The first step would be to retrieve the existing information on publishers from the Works
table. Create a table that contains only publisher names from the Works
table. Warning: avoid duplicates!
Replacing a NULL value
The number of pages for ‘SQL for dummies’, 8th edition is 480. Update the Works table accordingly.
Replacing all NULL values
In the Authors
table, NULL can either mean that a value was not documented (we don’t know this information), or that an author is contemporary (the death
column is empty). Write a statement that replaces the NULL value in the column death
with the string ‘ACTIVE’ for authors where only the birth date is known. Warning: do not replace all NULL values in that column!
Generating Insert Statements
The collection from another library is being integrated in our database. The bibliograhpic information for the titles in that collection was extracted from another database, and is now available as a CSV file, which is formatted like this:
Title,Authors,ISBN,Publication
"Joe Celko's SQL for Smarties : Advanced SQL Programming","Celko, Joe","Burlington : Elsevier Science, 2015"
"SQL queries for mere mortals : a hands-on guide to data manipulation in SQL", "Viescas, John L;Hernandez, Michael J", "Harlow : Addison-Wesley, 2014."

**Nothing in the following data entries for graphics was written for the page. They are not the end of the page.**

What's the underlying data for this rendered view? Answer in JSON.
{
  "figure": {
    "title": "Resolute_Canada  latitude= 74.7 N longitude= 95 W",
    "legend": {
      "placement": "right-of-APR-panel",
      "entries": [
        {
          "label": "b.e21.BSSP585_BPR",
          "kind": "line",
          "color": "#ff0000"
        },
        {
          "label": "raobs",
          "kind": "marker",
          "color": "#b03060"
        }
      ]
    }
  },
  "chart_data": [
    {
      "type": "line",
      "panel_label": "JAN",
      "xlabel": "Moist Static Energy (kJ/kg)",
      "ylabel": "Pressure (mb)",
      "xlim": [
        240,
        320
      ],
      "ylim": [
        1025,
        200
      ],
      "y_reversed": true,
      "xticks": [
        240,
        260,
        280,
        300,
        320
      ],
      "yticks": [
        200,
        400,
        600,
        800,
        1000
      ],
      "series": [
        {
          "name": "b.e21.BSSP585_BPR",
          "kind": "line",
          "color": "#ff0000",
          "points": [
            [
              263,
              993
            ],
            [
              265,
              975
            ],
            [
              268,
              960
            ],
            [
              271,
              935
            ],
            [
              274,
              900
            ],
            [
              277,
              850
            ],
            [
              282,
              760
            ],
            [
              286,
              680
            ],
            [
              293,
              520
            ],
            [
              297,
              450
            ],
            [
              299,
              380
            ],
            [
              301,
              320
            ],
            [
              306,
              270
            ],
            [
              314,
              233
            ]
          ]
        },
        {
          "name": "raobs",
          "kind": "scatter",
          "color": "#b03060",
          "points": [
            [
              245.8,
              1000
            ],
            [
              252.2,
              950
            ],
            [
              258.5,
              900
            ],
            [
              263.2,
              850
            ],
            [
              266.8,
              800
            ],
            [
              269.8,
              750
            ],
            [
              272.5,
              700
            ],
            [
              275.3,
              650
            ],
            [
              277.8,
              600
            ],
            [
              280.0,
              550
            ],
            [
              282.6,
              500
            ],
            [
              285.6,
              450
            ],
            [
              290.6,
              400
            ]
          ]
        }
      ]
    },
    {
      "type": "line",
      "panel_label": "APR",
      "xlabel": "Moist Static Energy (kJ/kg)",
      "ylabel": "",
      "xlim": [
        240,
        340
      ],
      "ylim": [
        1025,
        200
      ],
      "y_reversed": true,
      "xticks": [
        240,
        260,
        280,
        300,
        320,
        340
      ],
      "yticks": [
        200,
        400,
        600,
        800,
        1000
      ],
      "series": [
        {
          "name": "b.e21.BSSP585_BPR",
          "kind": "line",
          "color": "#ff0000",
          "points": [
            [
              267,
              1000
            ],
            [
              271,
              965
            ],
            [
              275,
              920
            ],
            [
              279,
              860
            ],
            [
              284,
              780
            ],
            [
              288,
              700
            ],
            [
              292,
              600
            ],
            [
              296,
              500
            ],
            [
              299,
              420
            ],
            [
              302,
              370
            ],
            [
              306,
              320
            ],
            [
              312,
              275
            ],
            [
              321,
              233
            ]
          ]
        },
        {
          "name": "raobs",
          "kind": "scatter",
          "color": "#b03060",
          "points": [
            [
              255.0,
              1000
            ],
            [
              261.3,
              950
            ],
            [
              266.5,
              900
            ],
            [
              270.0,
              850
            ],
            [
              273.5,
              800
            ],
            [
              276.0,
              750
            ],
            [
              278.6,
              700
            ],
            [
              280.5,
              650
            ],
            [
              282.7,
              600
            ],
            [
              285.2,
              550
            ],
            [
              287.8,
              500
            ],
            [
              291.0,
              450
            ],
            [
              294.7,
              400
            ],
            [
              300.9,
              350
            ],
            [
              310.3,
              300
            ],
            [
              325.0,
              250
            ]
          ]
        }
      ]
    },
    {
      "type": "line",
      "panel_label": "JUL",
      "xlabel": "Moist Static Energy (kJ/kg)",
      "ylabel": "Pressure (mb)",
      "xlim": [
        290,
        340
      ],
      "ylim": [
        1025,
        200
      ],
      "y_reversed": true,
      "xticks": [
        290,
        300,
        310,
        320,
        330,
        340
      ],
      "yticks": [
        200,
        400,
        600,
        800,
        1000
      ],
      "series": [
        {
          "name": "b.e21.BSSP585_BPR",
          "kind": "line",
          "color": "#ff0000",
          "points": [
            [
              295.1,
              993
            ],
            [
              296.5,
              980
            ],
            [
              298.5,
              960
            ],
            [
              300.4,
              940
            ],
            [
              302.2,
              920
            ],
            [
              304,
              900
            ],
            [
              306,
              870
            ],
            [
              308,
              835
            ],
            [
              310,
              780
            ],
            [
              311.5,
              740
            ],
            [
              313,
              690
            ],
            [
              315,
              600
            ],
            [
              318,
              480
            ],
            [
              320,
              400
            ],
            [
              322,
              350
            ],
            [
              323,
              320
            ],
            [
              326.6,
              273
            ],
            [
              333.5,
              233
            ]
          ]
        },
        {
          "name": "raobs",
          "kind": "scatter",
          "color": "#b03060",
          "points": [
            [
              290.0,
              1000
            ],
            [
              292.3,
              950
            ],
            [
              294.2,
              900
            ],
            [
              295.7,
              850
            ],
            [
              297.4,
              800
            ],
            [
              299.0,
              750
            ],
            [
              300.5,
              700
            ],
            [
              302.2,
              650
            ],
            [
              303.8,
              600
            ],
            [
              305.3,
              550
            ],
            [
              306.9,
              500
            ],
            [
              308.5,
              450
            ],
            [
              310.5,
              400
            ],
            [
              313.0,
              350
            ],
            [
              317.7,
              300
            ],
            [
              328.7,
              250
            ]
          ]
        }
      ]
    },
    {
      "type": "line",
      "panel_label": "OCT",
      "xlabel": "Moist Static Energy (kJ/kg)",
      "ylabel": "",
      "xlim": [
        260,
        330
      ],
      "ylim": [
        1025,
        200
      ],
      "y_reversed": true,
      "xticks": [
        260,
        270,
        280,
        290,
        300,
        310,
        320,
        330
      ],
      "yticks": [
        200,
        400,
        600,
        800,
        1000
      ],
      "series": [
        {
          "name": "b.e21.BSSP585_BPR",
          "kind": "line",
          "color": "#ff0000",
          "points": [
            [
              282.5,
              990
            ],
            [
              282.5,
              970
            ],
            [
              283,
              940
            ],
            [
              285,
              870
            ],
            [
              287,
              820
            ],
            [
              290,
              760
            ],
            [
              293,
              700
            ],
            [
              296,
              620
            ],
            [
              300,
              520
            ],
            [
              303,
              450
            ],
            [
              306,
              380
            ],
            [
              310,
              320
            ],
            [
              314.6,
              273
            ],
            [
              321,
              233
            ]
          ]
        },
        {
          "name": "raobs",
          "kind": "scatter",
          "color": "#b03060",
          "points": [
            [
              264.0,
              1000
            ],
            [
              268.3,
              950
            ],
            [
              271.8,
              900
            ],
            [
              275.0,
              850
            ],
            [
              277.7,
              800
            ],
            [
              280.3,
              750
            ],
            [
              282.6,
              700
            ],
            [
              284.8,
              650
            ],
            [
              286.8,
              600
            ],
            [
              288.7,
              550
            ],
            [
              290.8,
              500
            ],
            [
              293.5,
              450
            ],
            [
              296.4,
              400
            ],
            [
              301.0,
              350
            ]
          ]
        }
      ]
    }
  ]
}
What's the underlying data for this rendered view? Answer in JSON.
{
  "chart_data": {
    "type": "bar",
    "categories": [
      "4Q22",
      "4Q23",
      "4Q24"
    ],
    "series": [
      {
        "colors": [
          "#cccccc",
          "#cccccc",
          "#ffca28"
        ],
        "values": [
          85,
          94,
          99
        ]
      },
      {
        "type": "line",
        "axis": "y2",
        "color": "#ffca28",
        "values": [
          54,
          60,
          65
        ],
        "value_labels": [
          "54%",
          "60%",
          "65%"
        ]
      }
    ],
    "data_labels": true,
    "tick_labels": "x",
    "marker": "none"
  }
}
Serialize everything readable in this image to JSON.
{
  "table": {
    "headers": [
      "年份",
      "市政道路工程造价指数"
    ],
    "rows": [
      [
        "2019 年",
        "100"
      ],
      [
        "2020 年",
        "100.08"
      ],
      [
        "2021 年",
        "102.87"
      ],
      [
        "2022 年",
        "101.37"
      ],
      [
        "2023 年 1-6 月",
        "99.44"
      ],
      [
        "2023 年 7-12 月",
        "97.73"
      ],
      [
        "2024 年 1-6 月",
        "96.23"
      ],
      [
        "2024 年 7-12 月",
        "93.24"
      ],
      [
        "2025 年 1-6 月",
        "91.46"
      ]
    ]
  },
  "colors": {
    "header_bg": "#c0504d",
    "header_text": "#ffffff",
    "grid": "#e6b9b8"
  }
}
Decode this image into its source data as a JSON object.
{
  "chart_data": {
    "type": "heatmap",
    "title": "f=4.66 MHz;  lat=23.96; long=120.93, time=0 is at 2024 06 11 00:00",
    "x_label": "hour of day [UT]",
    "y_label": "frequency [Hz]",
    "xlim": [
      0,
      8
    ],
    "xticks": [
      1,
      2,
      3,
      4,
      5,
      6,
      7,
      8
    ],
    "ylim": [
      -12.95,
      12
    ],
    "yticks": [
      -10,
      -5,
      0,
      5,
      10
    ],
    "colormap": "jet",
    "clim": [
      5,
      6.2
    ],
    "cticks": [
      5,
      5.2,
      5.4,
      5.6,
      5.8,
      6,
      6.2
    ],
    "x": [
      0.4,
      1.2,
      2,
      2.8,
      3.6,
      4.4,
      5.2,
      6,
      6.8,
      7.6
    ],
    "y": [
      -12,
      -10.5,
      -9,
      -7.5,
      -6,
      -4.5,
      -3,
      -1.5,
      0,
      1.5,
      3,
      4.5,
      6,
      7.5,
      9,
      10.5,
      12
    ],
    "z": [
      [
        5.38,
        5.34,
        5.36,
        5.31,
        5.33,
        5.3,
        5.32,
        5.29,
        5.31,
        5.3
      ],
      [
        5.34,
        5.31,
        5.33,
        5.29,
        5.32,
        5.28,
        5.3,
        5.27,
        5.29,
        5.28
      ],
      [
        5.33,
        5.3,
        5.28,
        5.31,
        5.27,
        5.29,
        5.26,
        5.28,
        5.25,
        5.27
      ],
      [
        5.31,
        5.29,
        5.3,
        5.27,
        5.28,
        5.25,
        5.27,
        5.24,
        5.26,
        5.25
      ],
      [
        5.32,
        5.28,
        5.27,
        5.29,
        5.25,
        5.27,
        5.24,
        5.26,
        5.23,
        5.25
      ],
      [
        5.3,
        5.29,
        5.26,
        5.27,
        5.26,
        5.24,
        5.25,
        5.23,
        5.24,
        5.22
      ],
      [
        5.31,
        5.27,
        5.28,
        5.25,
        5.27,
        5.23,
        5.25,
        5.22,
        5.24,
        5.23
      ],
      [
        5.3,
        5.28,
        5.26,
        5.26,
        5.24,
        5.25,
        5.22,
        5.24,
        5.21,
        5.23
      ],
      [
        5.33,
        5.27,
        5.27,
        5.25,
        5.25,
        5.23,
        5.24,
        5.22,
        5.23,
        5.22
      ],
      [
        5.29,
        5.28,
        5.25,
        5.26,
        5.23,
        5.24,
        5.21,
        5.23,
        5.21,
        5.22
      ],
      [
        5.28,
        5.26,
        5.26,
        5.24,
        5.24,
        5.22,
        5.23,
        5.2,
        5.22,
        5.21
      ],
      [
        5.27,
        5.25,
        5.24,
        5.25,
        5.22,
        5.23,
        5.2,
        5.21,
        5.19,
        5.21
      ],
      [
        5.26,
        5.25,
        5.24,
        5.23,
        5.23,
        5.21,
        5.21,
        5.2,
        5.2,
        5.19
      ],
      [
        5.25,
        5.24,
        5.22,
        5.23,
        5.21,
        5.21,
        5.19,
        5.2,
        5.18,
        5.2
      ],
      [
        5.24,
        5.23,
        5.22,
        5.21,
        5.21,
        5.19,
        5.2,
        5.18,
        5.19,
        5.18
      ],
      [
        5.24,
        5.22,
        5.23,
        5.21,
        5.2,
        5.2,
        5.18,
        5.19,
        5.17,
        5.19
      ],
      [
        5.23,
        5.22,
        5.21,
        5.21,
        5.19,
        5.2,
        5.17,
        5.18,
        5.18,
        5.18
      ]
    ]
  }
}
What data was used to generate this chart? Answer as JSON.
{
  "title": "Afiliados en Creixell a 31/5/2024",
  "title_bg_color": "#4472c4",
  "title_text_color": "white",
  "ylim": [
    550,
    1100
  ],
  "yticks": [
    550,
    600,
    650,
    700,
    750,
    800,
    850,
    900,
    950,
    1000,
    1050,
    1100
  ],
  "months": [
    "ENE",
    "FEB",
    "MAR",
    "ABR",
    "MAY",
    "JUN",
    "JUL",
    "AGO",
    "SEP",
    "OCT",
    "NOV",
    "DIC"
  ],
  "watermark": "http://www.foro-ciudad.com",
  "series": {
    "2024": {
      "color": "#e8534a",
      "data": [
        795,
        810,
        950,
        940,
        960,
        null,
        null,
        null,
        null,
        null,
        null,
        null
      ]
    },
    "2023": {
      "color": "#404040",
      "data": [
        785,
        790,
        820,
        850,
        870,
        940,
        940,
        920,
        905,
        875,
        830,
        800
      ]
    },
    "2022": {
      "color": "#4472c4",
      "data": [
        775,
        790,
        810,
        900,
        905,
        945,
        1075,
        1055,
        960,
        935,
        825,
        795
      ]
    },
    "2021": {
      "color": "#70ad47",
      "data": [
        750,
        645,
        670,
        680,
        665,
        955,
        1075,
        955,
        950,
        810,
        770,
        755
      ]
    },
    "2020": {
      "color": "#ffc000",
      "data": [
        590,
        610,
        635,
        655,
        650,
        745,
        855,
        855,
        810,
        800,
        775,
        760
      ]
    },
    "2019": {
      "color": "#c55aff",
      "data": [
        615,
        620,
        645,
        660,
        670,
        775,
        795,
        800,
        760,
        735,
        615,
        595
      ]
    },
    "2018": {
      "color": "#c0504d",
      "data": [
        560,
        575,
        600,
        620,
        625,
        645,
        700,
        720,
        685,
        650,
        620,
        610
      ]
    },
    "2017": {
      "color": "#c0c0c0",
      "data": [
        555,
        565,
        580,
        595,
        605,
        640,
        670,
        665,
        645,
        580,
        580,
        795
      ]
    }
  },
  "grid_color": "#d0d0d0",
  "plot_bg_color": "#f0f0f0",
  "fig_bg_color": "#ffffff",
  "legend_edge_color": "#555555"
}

Write a small Python program that reads this file in and prints out the SQL INSERT
statements needed to add these records to the library database. Note, you will not only need to issue statements for updating the Works
table, but also the Authors
and the Works_Authors
tables. Also, note that some information that is kept in separate columns in our database, was stored in a single column in the exported file you are working on (look at the Publication
column).
Backing Up with SQL
SQLite has several administrative commands that aren’t part of the SQL standard. One of them is .dump
, which prints the SQL commands needed to re-create the database. Another is .load
, which reads a file created by .dump
and restores the database. A colleague of yours thinks that storing dump files (which are text) in version control is a good way to track and manage changes to the database. What are the pros and cons of this approach? (Hint: records aren’t stored in any particular order.)